Sunday, October 14, 2007

USD Supported by Data

The major currency pairs held steady within range in the Friday session, with the dollar initially stronger against the majors following better than expected US economic data. The greenback pushed higher to 1.4156 versus the euro and 117.68 against the yen, but retreated from technical resistance against the pound sterling.

The data quelled fears that deteriorating housing market conditions would spillover onto the US consumer, resulting in a pullback in consumption. September retails sales outpaced estimates, with the headline reading improving by 0.6%, exceeding calls for a decline to 0.2% from 0.3% in August. The excluding autos figure reversed the 0.4% decline from August, rising by 0.4% in September, edging out forecasts for 0.3% growth. The headline PPI reading revealed higher than expected inflation up 4.4% annually versus 2.2% from the previous reading, and up 1.1% versus a 1.4% decline a month earlier. The core PPI figure, which excludes food and energy, was slightly softer than expected up 0.1% m/m and 2.0% y/y. Meanwhile, the preliminary University of Michigan consumer sentiment survey for October was weaker than anticipated, at 82.0, versus calls for an increase to 84.0 from 83.4 from September.

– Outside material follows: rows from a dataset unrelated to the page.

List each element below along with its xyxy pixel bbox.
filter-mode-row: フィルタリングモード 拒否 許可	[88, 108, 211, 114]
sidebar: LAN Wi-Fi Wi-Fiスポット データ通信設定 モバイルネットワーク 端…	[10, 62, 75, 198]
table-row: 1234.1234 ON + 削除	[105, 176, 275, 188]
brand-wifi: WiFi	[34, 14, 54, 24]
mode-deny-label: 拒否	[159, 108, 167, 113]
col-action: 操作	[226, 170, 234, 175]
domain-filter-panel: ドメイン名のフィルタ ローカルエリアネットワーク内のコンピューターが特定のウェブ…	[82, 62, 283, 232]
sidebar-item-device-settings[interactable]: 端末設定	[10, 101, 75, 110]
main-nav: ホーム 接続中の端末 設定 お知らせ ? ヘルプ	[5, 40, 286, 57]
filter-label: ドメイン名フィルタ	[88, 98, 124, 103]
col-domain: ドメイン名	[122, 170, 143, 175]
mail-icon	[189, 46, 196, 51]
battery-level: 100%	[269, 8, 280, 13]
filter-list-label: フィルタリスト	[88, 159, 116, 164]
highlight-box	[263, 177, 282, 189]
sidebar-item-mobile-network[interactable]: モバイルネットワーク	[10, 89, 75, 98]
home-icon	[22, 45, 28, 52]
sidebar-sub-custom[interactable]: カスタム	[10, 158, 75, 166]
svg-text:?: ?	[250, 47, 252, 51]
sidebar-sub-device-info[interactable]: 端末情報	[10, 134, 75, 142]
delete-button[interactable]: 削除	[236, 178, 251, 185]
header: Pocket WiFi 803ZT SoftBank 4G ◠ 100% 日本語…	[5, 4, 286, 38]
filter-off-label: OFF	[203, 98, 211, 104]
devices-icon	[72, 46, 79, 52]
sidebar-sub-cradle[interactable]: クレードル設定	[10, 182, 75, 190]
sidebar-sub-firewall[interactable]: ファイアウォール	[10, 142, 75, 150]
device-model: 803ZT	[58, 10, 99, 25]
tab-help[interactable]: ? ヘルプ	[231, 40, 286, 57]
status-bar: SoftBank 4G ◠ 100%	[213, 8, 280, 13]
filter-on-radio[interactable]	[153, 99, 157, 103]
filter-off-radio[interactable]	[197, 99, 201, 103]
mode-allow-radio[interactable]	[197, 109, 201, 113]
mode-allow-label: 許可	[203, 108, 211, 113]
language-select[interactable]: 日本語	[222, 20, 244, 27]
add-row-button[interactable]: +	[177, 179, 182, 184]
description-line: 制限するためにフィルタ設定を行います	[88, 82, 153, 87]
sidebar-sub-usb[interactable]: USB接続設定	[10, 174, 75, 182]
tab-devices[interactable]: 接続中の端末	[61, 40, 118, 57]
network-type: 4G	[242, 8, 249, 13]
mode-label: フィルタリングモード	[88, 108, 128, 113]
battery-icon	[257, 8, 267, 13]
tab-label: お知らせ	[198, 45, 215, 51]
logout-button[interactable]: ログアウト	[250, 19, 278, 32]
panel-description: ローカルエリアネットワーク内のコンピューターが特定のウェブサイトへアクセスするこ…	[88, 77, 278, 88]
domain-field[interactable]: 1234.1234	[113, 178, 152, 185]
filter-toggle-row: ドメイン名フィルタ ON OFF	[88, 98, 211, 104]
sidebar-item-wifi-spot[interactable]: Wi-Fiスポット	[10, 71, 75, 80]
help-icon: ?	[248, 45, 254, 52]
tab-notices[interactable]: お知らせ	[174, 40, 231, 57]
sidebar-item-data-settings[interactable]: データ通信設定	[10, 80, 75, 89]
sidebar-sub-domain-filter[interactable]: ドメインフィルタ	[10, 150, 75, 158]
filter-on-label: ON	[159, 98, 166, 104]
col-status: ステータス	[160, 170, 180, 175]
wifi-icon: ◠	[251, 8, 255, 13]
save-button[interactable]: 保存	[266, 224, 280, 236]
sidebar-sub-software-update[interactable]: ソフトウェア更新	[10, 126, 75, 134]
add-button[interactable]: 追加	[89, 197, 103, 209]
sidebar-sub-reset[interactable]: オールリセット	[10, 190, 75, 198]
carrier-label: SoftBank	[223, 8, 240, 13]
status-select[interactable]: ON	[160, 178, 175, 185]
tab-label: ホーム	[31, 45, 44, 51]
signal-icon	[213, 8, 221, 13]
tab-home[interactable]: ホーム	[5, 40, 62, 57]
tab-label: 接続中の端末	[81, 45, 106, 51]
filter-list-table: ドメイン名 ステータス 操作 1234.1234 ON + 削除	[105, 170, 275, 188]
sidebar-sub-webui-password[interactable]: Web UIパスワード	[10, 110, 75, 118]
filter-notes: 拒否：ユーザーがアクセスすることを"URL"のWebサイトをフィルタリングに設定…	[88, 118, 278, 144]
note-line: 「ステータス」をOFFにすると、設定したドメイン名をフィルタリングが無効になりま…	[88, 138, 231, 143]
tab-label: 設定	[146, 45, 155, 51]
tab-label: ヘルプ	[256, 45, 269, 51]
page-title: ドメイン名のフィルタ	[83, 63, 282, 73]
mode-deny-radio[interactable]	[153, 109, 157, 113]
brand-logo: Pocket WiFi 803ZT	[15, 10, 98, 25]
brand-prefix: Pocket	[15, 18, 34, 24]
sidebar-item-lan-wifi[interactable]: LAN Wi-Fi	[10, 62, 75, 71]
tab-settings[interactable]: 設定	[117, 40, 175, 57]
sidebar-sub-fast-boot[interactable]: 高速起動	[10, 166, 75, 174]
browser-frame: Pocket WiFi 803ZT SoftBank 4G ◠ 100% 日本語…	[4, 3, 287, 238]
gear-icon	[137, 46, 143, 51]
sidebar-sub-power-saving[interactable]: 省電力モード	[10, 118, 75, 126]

Fed funds futures are pricing in approximately 32% probability of an October rate cut versus nearly 50% chance of an ease a week earlier. We expect the major currency pairs to continue to trade within range heading into next week. Several key economic reports are slated for release that will provide traders additional clues on the Fed’s monetary policy decision at the end of the month. The data consist of NY Fed manufacturing survey, industrial production, capacity utilization, NAHB housing index, CPI, housing starts, leading economic indicators, and the Philadelphia Fed index. Also expected to impact markets are the Fed’s Beige Book as well as Fed Chairman Bernanke’s speeches.